Cuando se lo confesó todo, el día de la partida, no tenía un plan preciso. Estaba dispuesto a discutir amistosamente al regreso cómo hacer las cosas para causarle el menor daño posible. Pero no contaba con que ella misma insistiese fría y obstinadamente en que se fuese.
A pesar de que aquello le facilitaba las cosas, no pudo evitar la decepción. Toda la vida había tenido miedo de herirla y sólo por eso se había impuesto voluntariamente la disciplina de una monogamia idiotizante. ¡Y al cabo de veinte años de pronto comprueba que sus reparos han sido completamente inútiles y que se había privado de otras mujeres sólo por culpa de un malentendido!
Por la tarde tenía una clase y de la universidad fue directamente a casa de Sabina. Quería pedirle que le permitiese quedarse en su casa por la noche. Llamó al timbre pero no abrió nadie. Se fue al bar de enfrente y estuvo durante mucho tiempo mirando hacia la entrada de su casa.
Había anochecido ya y él no sabía qué hacer. Toda su vida había dormido con Marie-Claude en la misma cama. Si ahora regresara a casa, ¿dónde se acostaría? Podría acostarse, por supuesto, en el tresilío de la habitación contigua. ¿Pero no sería un gesto exagerado? ¿No parecería una manifestación de enemistad? ¡El quiere seguir siendo amigo de su mujer! Pero acostarse a su lado tampoco era posible. Podía oír por adelantado su irónica pregunta: cómo no prefiere dormir en la cama de Sabina. Por eso buscó una habitación en un hotel.

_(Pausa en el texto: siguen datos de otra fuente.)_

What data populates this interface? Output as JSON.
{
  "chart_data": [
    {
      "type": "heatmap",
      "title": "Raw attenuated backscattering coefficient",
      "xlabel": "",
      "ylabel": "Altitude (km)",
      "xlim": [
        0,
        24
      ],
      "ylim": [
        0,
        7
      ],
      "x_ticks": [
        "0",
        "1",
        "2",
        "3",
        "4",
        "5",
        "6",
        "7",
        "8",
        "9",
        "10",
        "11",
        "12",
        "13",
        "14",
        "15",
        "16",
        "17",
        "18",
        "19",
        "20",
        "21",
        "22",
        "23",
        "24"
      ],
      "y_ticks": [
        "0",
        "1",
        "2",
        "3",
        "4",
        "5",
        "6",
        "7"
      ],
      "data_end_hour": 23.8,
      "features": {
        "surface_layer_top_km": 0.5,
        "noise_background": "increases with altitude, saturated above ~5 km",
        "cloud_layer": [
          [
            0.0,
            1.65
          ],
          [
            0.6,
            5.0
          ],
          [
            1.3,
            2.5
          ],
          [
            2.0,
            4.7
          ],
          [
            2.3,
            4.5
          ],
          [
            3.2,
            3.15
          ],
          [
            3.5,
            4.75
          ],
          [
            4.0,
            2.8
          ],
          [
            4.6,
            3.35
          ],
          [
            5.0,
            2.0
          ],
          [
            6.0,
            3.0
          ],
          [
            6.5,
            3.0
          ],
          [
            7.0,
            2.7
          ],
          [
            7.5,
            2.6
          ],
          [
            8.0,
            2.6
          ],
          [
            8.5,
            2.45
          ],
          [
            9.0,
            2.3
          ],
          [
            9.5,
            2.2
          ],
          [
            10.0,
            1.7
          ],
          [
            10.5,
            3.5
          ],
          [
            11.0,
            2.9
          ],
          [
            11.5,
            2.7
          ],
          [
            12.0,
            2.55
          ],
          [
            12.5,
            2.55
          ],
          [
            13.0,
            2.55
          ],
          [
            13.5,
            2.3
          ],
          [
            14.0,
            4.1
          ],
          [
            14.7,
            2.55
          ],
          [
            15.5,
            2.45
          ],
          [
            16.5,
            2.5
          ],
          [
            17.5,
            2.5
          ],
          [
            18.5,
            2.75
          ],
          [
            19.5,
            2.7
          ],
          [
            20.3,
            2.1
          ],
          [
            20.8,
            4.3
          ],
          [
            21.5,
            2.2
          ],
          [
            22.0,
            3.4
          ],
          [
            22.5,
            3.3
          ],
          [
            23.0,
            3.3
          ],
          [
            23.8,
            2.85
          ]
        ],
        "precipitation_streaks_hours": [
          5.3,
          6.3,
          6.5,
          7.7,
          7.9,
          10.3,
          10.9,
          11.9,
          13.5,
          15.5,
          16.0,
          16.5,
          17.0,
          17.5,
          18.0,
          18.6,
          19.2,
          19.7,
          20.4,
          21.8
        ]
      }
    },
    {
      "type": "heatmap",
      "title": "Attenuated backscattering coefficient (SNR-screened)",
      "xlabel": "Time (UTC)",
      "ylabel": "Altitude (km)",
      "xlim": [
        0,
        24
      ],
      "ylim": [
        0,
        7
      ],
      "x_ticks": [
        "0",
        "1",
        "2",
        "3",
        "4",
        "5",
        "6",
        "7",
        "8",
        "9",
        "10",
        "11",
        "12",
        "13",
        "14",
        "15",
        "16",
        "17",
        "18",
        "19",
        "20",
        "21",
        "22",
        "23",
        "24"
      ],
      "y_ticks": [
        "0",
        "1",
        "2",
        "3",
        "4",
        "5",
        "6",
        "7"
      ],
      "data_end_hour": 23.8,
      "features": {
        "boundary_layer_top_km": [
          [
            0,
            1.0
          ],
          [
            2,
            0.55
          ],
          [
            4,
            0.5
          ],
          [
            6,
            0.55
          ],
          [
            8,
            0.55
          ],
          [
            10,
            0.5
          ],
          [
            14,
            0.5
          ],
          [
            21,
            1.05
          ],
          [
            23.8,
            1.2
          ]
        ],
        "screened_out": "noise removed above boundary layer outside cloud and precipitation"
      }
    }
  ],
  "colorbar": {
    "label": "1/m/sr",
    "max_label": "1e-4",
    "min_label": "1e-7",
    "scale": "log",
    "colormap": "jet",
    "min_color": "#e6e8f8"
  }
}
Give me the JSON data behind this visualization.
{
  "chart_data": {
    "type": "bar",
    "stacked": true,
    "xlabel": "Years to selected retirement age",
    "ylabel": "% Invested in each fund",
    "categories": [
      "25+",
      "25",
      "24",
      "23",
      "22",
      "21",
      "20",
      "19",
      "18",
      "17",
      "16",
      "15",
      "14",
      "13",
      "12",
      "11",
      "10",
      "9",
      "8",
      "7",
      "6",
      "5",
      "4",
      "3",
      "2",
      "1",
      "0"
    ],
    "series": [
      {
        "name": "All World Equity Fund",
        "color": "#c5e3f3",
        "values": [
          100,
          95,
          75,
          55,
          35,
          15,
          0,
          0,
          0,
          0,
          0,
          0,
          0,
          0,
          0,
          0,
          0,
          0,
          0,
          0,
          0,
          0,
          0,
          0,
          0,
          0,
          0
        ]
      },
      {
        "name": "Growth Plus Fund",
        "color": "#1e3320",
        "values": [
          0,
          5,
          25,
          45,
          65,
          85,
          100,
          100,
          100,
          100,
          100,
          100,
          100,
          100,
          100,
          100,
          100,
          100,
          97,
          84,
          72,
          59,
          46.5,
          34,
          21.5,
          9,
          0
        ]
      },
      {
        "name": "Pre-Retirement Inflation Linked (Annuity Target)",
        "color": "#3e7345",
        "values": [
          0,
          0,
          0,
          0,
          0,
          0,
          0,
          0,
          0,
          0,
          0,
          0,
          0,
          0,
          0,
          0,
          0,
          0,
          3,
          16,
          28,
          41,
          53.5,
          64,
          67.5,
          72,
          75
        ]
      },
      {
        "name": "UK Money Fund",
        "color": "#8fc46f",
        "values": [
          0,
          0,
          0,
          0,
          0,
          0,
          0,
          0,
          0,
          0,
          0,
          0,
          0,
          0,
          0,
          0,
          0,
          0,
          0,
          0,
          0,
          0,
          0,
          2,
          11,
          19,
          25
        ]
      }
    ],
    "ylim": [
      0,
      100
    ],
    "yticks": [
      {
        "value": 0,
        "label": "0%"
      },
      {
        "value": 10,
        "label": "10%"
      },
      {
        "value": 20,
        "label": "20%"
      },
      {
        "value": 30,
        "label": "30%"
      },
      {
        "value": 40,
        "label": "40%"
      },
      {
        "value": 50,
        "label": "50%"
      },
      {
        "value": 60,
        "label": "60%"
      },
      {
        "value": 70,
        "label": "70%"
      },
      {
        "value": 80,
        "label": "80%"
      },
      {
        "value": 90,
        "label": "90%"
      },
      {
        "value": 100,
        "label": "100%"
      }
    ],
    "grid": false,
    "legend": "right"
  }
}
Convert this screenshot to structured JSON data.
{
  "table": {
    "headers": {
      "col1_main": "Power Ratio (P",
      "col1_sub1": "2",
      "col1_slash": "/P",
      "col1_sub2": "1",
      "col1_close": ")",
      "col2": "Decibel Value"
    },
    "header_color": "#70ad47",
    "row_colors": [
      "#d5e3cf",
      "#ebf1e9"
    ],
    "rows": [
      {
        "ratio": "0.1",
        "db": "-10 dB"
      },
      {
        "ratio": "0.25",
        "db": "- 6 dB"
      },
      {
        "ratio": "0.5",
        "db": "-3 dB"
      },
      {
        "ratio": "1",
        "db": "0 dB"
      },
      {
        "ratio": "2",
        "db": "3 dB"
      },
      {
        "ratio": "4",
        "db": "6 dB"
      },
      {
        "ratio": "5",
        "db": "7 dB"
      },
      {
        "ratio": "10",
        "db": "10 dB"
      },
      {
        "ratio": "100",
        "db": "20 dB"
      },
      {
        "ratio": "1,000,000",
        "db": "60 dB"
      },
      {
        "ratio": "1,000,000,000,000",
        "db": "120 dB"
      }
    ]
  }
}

Al día siguiente volvió a llamar en vano a la puerta de Sabina durante todo el día.
Al tercer día fue a ver a la portera. No sabía nada y le indicó que se dirigiera a la propietaria de la casa, que era quien le había alquilado el estudio a Sabina. La llamó por teléfono y se enteró de que Sabina había rescindido el contrato dos días antes.
Fue varios días más a ver si localizaba a Sabina en su casa hasta que un día encontró la casa abierta, tres hombres vestidos con monos cargaban los muebles y los cuadros en un gran camión de mudanzas aparcado delante de la casa.
Les preguntó adonde llevaban los muebles.
Le contestaron que tenían orden expresa de mantener en secreto la dirección.
Ya estaba a punto de ofrecerles unos cuantos billetes para que le desvelaran el secreto, cuando de repente sintió que no tenía fuerzas para hacerlo. La tristeza lo había paralizado por completo. No entendía nada, no era capaz de explicarse nada, lo único que sabía era que había estado esperando aquel momento desde el instante en que conoció a Sabina. Había pasado lo que tenía que pasar. Franz no se resistía.